NRMA Insurance says autumn was its third worst season for wild weather home damage since 2015 as it received 25,000 home claims for weather damage – mostly in NSW – to make up 80% of all its home claims.
During the catastrophic record flooding in February and March, NRMA Insurance says it received 30,000 claims for damage to homes, property and vehicles in NSW and southeast Queensland between February 21 and March 9.
The IAG-owned brand singles out the impact severe weather is having each quarter in its Wild Weather Tracker and says its latest edition published today “shows the huge impact of severe weather during autumn”.
Since 2015, only the Black Summer of 2019/20 and summer 2018/19 produced more wild weather home claims in a season than autumn 2022, NRMA Insurance says.
EGM Direct Claims Luke Gallagher says a changing climate means wild weather will continue to be “a fact of life”.
“Every household can play a role in understanding how they can be better prepared for severe weather,” he said. “The recent flood crisis has strengthened Australians’ resolve for all levels of government to take action on climate change and disaster mitigation.”
The insurer broke down its March-May wild weather claims by state.
In NSW, 85% of all home claims were the result of severe weather (66% is typical in autumn) as NRMA Insurance received 22,405 such home claims: 19,170 for storm and 3,153 for flood.

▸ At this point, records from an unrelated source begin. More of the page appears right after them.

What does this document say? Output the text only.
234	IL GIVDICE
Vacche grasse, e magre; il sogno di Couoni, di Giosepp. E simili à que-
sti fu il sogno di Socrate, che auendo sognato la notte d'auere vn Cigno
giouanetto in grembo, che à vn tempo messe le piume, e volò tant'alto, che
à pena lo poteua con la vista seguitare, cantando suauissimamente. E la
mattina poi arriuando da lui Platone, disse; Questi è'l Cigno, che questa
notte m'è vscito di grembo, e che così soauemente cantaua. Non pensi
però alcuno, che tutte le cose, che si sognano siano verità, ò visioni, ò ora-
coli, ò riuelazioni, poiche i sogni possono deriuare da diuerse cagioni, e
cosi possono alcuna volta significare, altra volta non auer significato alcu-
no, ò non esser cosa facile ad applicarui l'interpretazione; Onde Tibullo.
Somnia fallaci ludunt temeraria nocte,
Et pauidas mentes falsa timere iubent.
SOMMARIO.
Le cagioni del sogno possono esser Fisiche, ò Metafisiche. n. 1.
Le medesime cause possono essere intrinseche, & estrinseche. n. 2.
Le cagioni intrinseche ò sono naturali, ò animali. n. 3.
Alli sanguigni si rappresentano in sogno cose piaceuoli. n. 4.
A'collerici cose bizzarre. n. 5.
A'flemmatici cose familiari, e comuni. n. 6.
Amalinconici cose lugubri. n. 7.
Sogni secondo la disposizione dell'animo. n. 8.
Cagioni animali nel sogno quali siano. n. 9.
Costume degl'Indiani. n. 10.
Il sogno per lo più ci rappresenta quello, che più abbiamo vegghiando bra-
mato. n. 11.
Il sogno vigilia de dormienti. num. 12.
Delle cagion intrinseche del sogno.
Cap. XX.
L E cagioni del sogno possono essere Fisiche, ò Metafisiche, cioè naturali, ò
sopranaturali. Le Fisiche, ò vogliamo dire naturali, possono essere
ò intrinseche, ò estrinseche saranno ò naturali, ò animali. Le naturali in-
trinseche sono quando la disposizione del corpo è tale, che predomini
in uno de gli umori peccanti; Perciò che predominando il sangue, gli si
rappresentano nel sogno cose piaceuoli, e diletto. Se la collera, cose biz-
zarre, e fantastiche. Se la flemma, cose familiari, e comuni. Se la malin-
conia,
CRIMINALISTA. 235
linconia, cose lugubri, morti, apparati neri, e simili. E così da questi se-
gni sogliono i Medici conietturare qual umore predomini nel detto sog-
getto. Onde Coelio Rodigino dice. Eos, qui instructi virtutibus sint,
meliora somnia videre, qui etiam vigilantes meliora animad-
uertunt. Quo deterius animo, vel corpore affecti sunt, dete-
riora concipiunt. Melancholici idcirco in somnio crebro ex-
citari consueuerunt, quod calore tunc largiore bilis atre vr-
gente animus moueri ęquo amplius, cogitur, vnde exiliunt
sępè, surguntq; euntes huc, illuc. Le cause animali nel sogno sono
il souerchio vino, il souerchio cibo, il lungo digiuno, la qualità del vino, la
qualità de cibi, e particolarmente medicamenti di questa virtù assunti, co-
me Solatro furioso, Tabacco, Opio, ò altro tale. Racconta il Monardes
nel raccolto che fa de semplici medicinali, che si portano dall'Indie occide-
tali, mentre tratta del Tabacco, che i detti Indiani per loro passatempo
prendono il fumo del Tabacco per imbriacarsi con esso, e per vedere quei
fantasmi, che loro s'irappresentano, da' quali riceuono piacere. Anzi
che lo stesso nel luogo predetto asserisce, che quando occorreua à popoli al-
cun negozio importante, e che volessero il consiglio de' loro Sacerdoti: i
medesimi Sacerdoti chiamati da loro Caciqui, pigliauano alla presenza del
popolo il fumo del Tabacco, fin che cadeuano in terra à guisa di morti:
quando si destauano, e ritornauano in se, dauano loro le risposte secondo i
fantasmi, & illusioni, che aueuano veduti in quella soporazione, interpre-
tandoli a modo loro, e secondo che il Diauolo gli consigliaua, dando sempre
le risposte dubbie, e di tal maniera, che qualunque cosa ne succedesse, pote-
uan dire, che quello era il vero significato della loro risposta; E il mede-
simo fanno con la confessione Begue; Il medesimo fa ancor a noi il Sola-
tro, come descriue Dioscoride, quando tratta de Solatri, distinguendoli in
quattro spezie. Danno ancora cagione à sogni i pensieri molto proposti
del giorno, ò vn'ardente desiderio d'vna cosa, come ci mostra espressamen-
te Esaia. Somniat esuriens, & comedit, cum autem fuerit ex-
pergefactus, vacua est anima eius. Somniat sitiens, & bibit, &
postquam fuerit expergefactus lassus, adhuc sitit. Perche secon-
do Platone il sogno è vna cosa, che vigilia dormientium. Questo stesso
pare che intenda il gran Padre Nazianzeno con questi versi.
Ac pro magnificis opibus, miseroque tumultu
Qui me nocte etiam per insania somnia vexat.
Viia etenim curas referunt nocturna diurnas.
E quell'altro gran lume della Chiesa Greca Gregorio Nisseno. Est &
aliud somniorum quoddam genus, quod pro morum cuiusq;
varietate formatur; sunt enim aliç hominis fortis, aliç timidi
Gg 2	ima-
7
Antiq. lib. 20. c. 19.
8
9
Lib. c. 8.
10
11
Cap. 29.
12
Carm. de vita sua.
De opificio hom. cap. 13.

It also received 12,673 or 26% of all motor claims for wild weather during autumn. Ballina recorded the greatest number of severe weather claims in NSW this autumn as the Northern Rivers dealt with the unprecedented flood crisis.
By region, Sydney’s upper north shore and Hornsby made up 7% of NRMA’s NSW severe weather home and motor claims, while the northern beaches, inner south west, Richmond-Tweed, Northern Rivers, north-west Sydney and Blue Mountains and Illawarra made up 5-to-6% each.
Baulkham Hills and Hawkesbury, Sydney’s outer south west and its south west all made up around 5% each.
In Queensland, the insurer says 65% of all home claims were the result of severe weather this autumn (typically 48%) as it received 1571 severe weather home claims – 89% for storm damage – to be its worst autumn in five years. That was on top of 5987 wild weather home claims recorded in summer when the flood crisis hit.
The Gold Coast, Sunshine Coast and Logan-Beaudesert were the hardest hit regions while Southport recorded the greatest number of severe weather home and motor claims of any Queensland town.
In WA, 42% of autumn home claims were due to severe weather (typically 52%) as 611 such claims were received, nearly all for storm damage. NRMA Insurance says 29% or 908 motor claims were also caused by severe weather. Dianella topped the state.
NRMA Meteorologist Bruce Buckley says the Kimberley, Pilbara, Gascoyne and WA interior are likely to experience increased bursts of unseasonal wet weather this winter due to warmer Indian Ocean temperatures.
“As WA’s northern and interior regions prepare for unseasonal wetter months ahead, as well as an increased risk of flash-flooding, the agricultural southwest of the state, including Perth, will likely be dryer than average due to a lower-than-normal number of cold fronts,” he said, adding that severe weather events can “materialise in just a matter of days or even hours”.
The Tracker found the percentage of Australians concerned about the severity and frequency of natural disasters has jumped to 77% from less than two thirds a year ago.
A third of Australians are worried that their communities are not resilient to wild weather and most want to see more action taken to prepare for the impacts of climate change, according to the May survey of 3500 people across NSW, Queensland, the ACT, SA and WA.
NRMA Insurance is urging that state and territories match the new Federal Government’s Disaster Ready Fund which has an annual $200 million commitment for disaster prevention and resilience initiatives.
Mr Gallagher recommends having an emergency plan and kit ready, regularly cleaning gutters, clearing overhanging branches and ensuring loose outdoor items are tied down.
“Water is a powerful force and once it gets into your home it can cause tremendous damage. We’re encouraging Australians to take simple steps around the home to be prepared,” he said.